A new type of test that measures antibodies to the SARS-CoV2 virus has been getting a lot of attention lately and is becoming available, but there are important limitations.
Antibody tests may be useful in understanding if someone has been infected with COVID-19 in the past, because the tests indicate that a person’s immune system fought the virus. Because it takes time for antibodies to develop, it is important to remember that these tests are not reliable for diagnosing if a person who is currently ill has COVID-19, and these tests should not be used for that purpose.
Reliable, validated antibody tests can provide important information about how many people in the population have been exposed to COVID-19 and may have some protection to future infections. However, we do not know how much, if any, protection against future COVID-19 infection may be provided by antibodies detected by different antibody tests.
“Serology (antibody) tests are useful in understanding how many people in a population may have been infected previously and who may have some immunity protecting against future infection. However, at this point we do not know how much, if any, protection against future COVID-19 infection is provided by antibodies detected by various serological tests,” said Dr. Jeff Duchin, Health Officer for Public Health – Seattle & King County.
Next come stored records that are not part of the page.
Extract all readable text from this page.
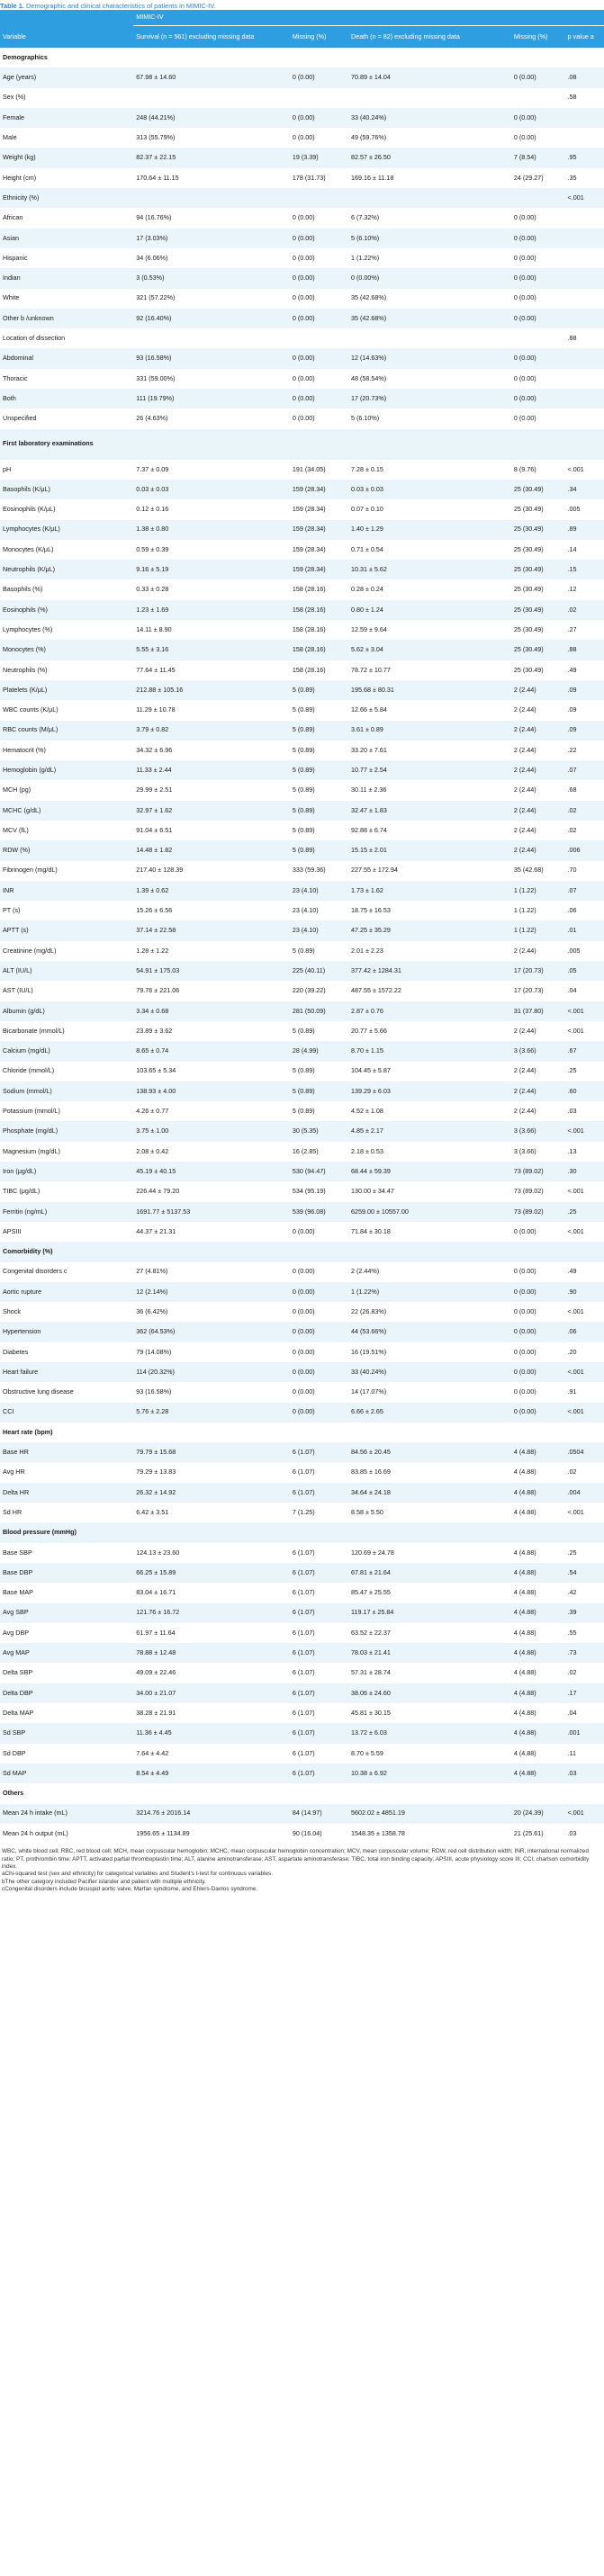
Table 1. Demographic and clinical characteristics of patients in MIMIC-IV.
	MIMIC-IV				
Variable	Survival (n = 561) excluding missing data	Missing (%)	Death (n = 82) excluding missing data	Missing (%)	p value a
Demographics					
Age (years)	67.98 ± 14.60	0 (0.00)	70.89 ± 14.04	0 (0.00)	.08
Sex (%)					.58
Female	248 (44.21%)	0 (0.00)	33 (40.24%)	0 (0.00)	
Male	313 (55.79%)	0 (0.00)	49 (59.76%)	0 (0.00)	
Weight (kg)	82.37 ± 22.15	19 (3.39)	82.57 ± 26.50	7 (8.54)	.95
Height (cm)	170.64 ± 11.15	178 (31.73)	169.16 ± 11.18	24 (29.27)	.35
Ethnicity (%)					<.001
African	94 (16.76%)	0 (0.00)	6 (7.32%)	0 (0.00)	
Asian	17 (3.03%)	0 (0.00)	5 (6.10%)	0 (0.00)	
Hispanic	34 (6.06%)	0 (0.00)	1 (1.22%)	0 (0.00)	
Indian	3 (0.53%)	0 (0.00)	0 (0.00%)	0 (0.00)	
White	321 (57.22%)	0 (0.00)	35 (42.68%)	0 (0.00)	
Other b /unknown	92 (16.40%)	0 (0.00)	35 (42.68%)	0 (0.00)	
Location of dissection					.88
Abdominal	93 (16.58%)	0 (0.00)	12 (14.63%)	0 (0.00)	
Thoracic	331 (59.00%)	0 (0.00)	48 (58.54%)	0 (0.00)	
Both	111 (19.79%)	0 (0.00)	17 (20.73%)	0 (0.00)	
Unspecified	26 (4.63%)	0 (0.00)	5 (6.10%)	0 (0.00)	
First laboratory examinations					
pH	7.37 ± 0.09	191 (34.05)	7.28 ± 0.15	8 (9.76)	<.001
Basophils (K/μL)	0.03 ± 0.03	159 (28.34)	0.03 ± 0.03	25 (30.49)	.34
Eosinophils (K/μL)	0.12 ± 0.16	159 (28.34)	0.07 ± 0.10	25 (30.49)	.005
Lymphocytes (K/μL)	1.38 ± 0.80	159 (28.34)	1.40 ± 1.29	25 (30.49)	.89
Monocytes (K/μL)	0.59 ± 0.39	159 (28.34)	0.71 ± 0.54	25 (30.49)	.14
Neutrophils (K/μL)	9.16 ± 5.19	159 (28.34)	10.31 ± 5.62	25 (30.49)	.15
Basophils (%)	0.33 ± 0.28	158 (28.16)	0.28 ± 0.24	25 (30.49)	.12
Eosinophils (%)	1.23 ± 1.69	158 (28.16)	0.80 ± 1.24	25 (30.49)	.02
Lymphocytes (%)	14.11 ± 8.90	158 (28.16)	12.59 ± 9.64	25 (30.49)	.27
Monocytes (%)	5.55 ± 3.16	158 (28.16)	5.62 ± 3.04	25 (30.49)	.88
Neutrophils (%)	77.64 ± 11.45	158 (28.16)	78.72 ± 10.77	25 (30.49)	.49
Platelets (K/μL)	212.88 ± 105.16	5 (0.89)	195.68 ± 80.31	2 (2.44)	.09
WBC counts (K/μL)	11.29 ± 10.78	5 (0.89)	12.66 ± 5.84	2 (2.44)	.09
RBC counts (M/μL)	3.79 ± 0.82	5 (0.89)	3.61 ± 0.89	2 (2.44)	.09
Hematocrit (%)	34.32 ± 6.96	5 (0.89)	33.20 ± 7.61	2 (2.44)	.22
Hemoglobin (g/dL)	11.33 ± 2.44	5 (0.89)	10.77 ± 2.54	2 (2.44)	.07
MCH (pg)	29.99 ± 2.51	5 (0.89)	30.11 ± 2.36	2 (2.44)	.68
MCHC (g/dL)	32.97 ± 1.62	5 (0.89)	32.47 ± 1.83	2 (2.44)	.02
MCV (fL)	91.04 ± 6.51	5 (0.89)	92.88 ± 6.74	2 (2.44)	.02
RDW (%)	14.48 ± 1.82	5 (0.89)	15.15 ± 2.01	2 (2.44)	.006
Fibrinogen (mg/dL)	217.40 ± 128.39	333 (59.36)	227.55 ± 172.94	35 (42.68)	.70
INR	1.39 ± 0.62	23 (4.10)	1.73 ± 1.62	1 (1.22)	.07
PT (s)	15.26 ± 6.56	23 (4.10)	18.75 ± 16.53	1 (1.22)	.06
APTT (s)	37.14 ± 22.58	23 (4.10)	47.25 ± 35.29	1 (1.22)	.01
Creatinine (mg/dL)	1.28 ± 1.22	5 (0.89)	2.01 ± 2.23	2 (2.44)	.005
ALT (IU/L)	54.91 ± 175.03	225 (40.11)	377.42 ± 1284.31	17 (20.73)	.05
AST (IU/L)	79.76 ± 221.06	220 (39.22)	487.55 ± 1572.22	17 (20.73)	.04
Albumin (g/dL)	3.34 ± 0.68	281 (50.09)	2.87 ± 0.76	31 (37.80)	<.001
Bicarbonate (mmol/L)	23.89 ± 3.62	5 (0.89)	20.77 ± 5.66	2 (2.44)	<.001
Calcium (mg/dL)	8.65 ± 0.74	28 (4.99)	8.70 ± 1.15	3 (3.66)	.67
Chloride (mmol/L)	103.65 ± 5.34	5 (0.89)	104.45 ± 5.87	2 (2.44)	.25
Sodium (mmol/L)	138.93 ± 4.00	5 (0.89)	139.29 ± 6.03	2 (2.44)	.60
Potassium (mmol/L)	4.26 ± 0.77	5 (0.89)	4.52 ± 1.08	2 (2.44)	.03
Phosphate (mg/dL)	3.75 ± 1.00	30 (5.35)	4.85 ± 2.17	3 (3.66)	<.001
Magnesium (mg/dL)	2.08 ± 0.42	16 (2.85)	2.18 ± 0.53	3 (3.66)	.13
Iron (μg/dL)	45.19 ± 40.15	530 (94.47)	68.44 ± 59.39	73 (89.02)	.30
TIBC (μg/dL)	226.44 ± 79.20	534 (95.19)	130.00 ± 34.47	73 (89.02)	<.001
Ferritin (ng/mL)	1691.77 ± 5137.53	539 (96.08)	6259.00 ± 10557.00	73 (89.02)	.25
APSIII	44.37 ± 21.31	0 (0.00)	71.84 ± 30.18	0 (0.00)	<.001
Comorbidity (%)					
Congenital disorders c	27 (4.81%)	0 (0.00)	2 (2.44%)	0 (0.00)	.49
Aortic rupture	12 (2.14%)	0 (0.00)	1 (1.22%)	0 (0.00)	.90
Shock	36 (6.42%)	0 (0.00)	22 (26.83%)	0 (0.00)	<.001
Hypertension	362 (64.53%)	0 (0.00)	44 (53.66%)	0 (0.00)	.06
Diabetes	79 (14.08%)	0 (0.00)	16 (19.51%)	0 (0.00)	.20
Heart failure	114 (20.32%)	0 (0.00)	33 (40.24%)	0 (0.00)	<.001
Obstructive lung disease	93 (16.58%)	0 (0.00)	14 (17.07%)	0 (0.00)	.91
CCI	5.76 ± 2.28	0 (0.00)	6.66 ± 2.65	0 (0.00)	<.001
Heart rate (bpm)					
Base HR	79.79 ± 15.68	6 (1.07)	84.56 ± 20.45	4 (4.88)	.0504
Avg HR	79.29 ± 13.83	6 (1.07)	83.85 ± 16.69	4 (4.88)	.02
Delta HR	26.32 ± 14.92	6 (1.07)	34.64 ± 24.18	4 (4.88)	.004
Sd HR	6.42 ± 3.51	7 (1.25)	8.58 ± 5.50	4 (4.88)	<.001
Blood pressure (mmHg)					
Base SBP	124.13 ± 23.60	6 (1.07)	120.69 ± 24.78	4 (4.88)	.25
Base DBP	66.25 ± 15.89	6 (1.07)	67.81 ± 21.64	4 (4.88)	.54
Base MAP	83.04 ± 16.71	6 (1.07)	85.47 ± 25.55	4 (4.88)	.42
Avg SBP	121.76 ± 16.72	6 (1.07)	119.17 ± 25.84	4 (4.88)	.39
Avg DBP	61.97 ± 11.64	6 (1.07)	63.52 ± 22.37	4 (4.88)	.55
Avg MAP	78.88 ± 12.48	6 (1.07)	78.03 ± 21.41	4 (4.88)	.73
Delta SBP	49.09 ± 22.46	6 (1.07)	57.31 ± 28.74	4 (4.88)	.02
Delta DBP	34.00 ± 21.07	6 (1.07)	38.06 ± 24.60	4 (4.88)	.17
Delta MAP	38.28 ± 21.91	6 (1.07)	45.81 ± 30.15	4 (4.88)	.04
Sd SBP	11.36 ± 4.45	6 (1.07)	13.72 ± 6.03	4 (4.88)	.001
Sd DBP	7.64 ± 4.42	6 (1.07)	8.70 ± 5.59	4 (4.88)	.11
Sd MAP	8.54 ± 4.49	6 (1.07)	10.38 ± 6.92	4 (4.88)	.03
Others					
Mean 24 h intake (mL)	3214.76 ± 2016.14	84 (14.97)	5602.02 ± 4851.19	20 (24.39)	<.001
Mean 24 h output (mL)	1956.65 ± 1134.89	90 (16.04)	1548.35 ± 1358.78	21 (25.61)	.03
WBC, white blood cell; RBC, red blood cell; MCH, mean corpuscular hemoglobin; MCHC, mean corpuscular hemoglobin concentration; MCV, mean corpuscular volume; RDW, red cell distribution width; INR, international normalized ratio; PT, prothrombin time; APTT, activated partial thromboplastin time; ALT, alanine aminotransferase; AST, aspartate aminotransferase; TIBC, total iron binding capacity; APSIII, acute physiology score III; CCI, charlson comorbidity index.
aChi-squared test (sex and ethnicity) for categorical variables and Student's t-test for continuous variables.
bThe other category included Pacifier islander and patient with multiple ethnicity.
cCongenital disorders include bicuspid aortic valve, Marfan syndrome, and Ehlers-Danlos syndrome.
“It’s important to understand that there is no reliable way at this time to know if someone is protected based on results of an antibody test, and any product that provides an “immunity certificate” or other statement indicating protection based on the test result is unlawful and should be reported to the FDA and the Washington State Office of the Attorney General.”
Limitations of the tests
There are many types of antibody (serology) tests and depending on the reliability of the specific test used, they may produce a falsely positive or falsely negative result. In other words, a negative test does not rule out that someone indeed had COVID-19, and a test may be positive even in someone who has not had COVID-19.
Most antibody tests have not been sufficiently evaluated to know how reliable they are. The Infectious Disease Society of America advises that antibody test results should not be used to make staffing decisions or decisions regarding the need for personal protective equipment.
Because of the COVID-19 emergency, the US Food and Drug Administration (FDA) has allowed serology tests to be marketed based on the manufacturer’s evaluation only and without the usual FDA evaluation – few serology tests have been evaluated by the FDA at this time.
FDA is currently working with the National Institutes of Health (NIH) and the Centers for Disease Control and Prevention (CDC) to evaluate serological tests.
The bottom line: Does Public Health recommend getting an antibody test?
Antibody tests can help us understand how widely SARS-CoV-2 has spread in the population. If reliable tests were widely available, they could have a useful role in identifying people who may be at lower risk for infection and can return to work and other activities, although we don’t know enough about whether a positive antibody test indicates protection to make recommendations at this time. No one should draw definite conclusions about their protection from COVID-19 based on currently available tests.